TV Guide excerpt: America's Most Endangered 2003

Join us for our Emmy Award-winning series dedicated to saving our nation's heritage. As we profile the colorful stories of the National Trust for Historic Preservation's 11 Most Endangered Sites of 2003 -- historic locales that face extinction -- we review local and national efforts to protect them. The sites, many of which are plagued by controversy, epitomize the American experience, spanning many cultures, regions, and eras. Featured are interviews with people both for and against saving the sites. -- TV-Guide

Boston Globe -- NorthWest section July 10, 2003

Hanscom controversy History Channel topic

By Davis Bushnell, Globe Correspondent

The battle between the Massachusetts Port Authority and activist group leaders over the impact of Bedford's Hanscom Field on the surrounding area will be aired at length nationally this Saturday (July 12) at 8 p.m. on The History Channel.

The show is produced in partnership with the Washington-based National Trust for Historic Preservation. On May 29, the nonprofit group, citing increased corporate jet operations at the airfield, put Minute Man National Historical Park and surrounding areas on its list of "America's 11 Most Endangered Historic Places."

The one-hour program will be hosted by former NBC and CBS anchor Roger Mudd.

The skirmish between Massport and opponents in Bedford, Concord, Lexington, and Lincoln gets top billing on the program, a chapter in The History Channel's "Save Our History" series. "This is a bigger controversy" than some of the other endangered sites, "so we're giving it more time," said Pam Ridder, the program's producer.

For this lead-off segment, Mudd interviewed Nancy Nelson, superintendent of the Minute Man park; Anna Winter, executive director of Save Our Heritage, a Concord-based historic preservation group; and Massport chief executive Craig P. Coy.

"We believe we presented both sides of the story," Ridder said.
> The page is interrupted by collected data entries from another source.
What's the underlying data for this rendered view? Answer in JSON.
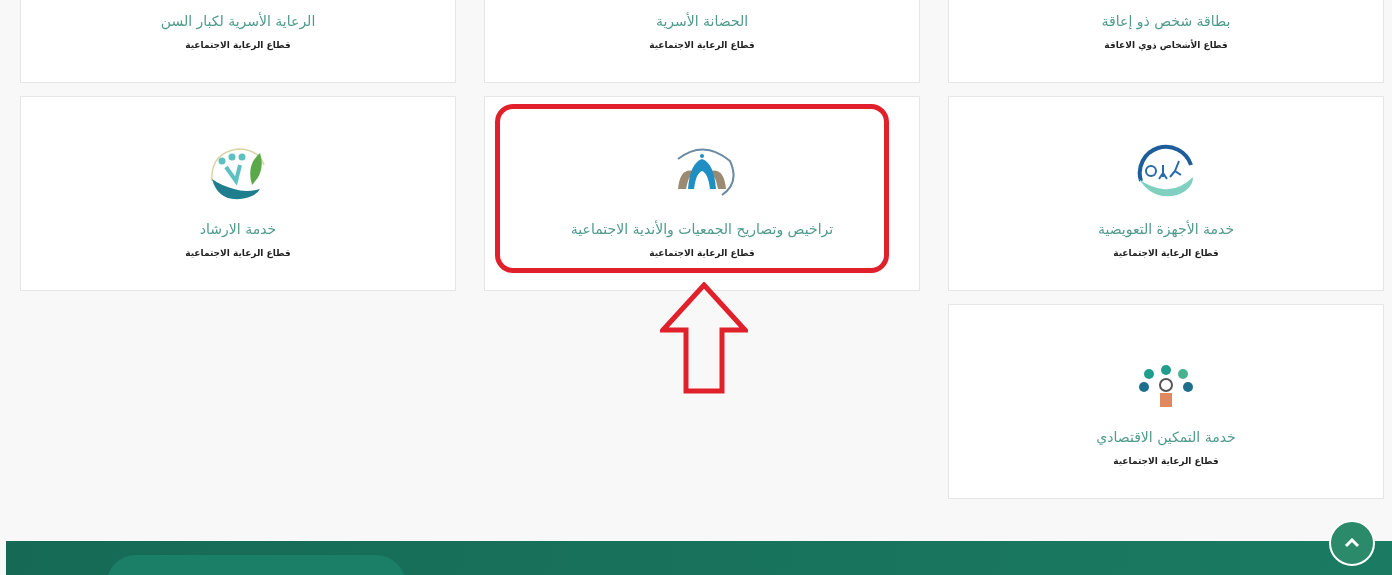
{
  "cards": [
    {
      "title": "بطاقة شخص ذو إعاقة",
      "sector": "قطاع الأشخاص ذوي الاعاقة",
      "highlighted": false
    },
    {
      "title": "الحضانة الأسرية",
      "sector": "قطاع الرعاية الاجتماعية",
      "highlighted": false
    },
    {
      "title": "الرعاية الأسرية لكبار السن",
      "sector": "قطاع الرعاية الاجتماعية",
      "highlighted": false
    },
    {
      "title": "خدمة الأجهزة التعويضية",
      "sector": "قطاع الرعاية الاجتماعية",
      "highlighted": false,
      "kind": "mobility"
    },
    {
      "title": "تراخيص وتصاريح الجمعيات والأندية الاجتماعية",
      "sector": "قطاع الرعاية الاجتماعية",
      "highlighted": true,
      "kind": "arches"
    },
    {
      "title": "خدمة الارشاد",
      "sector": "قطاع الرعاية الاجتماعية",
      "highlighted": false,
      "kind": "hand-leaf"
    },
    {
      "title": "خدمة التمكين الاقتصادي",
      "sector": "قطاع الرعاية الاجتماعية",
      "highlighted": false,
      "kind": "network"
    }
  ]
}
Nelson and Winter asserted that commercial and corporate jet aviation operations threaten the national park and historic landmarks in the four towns, Ridder recalled.

Coy, she said, "did not rule out expansion" at Hanscom. He also said, she added, that the area's density can be attributed to "housing and office developments."

The most recognizable of the other endangered historic places citedby the National Trust are the Eero Saarinen-designed TWA terminal at JFK International Airport in New York City; the Amelia Earhart Memorial Bridge in Atchison, Kan.; and the Hot Springs (Ark.) National Park's Bathhouse Row buildings.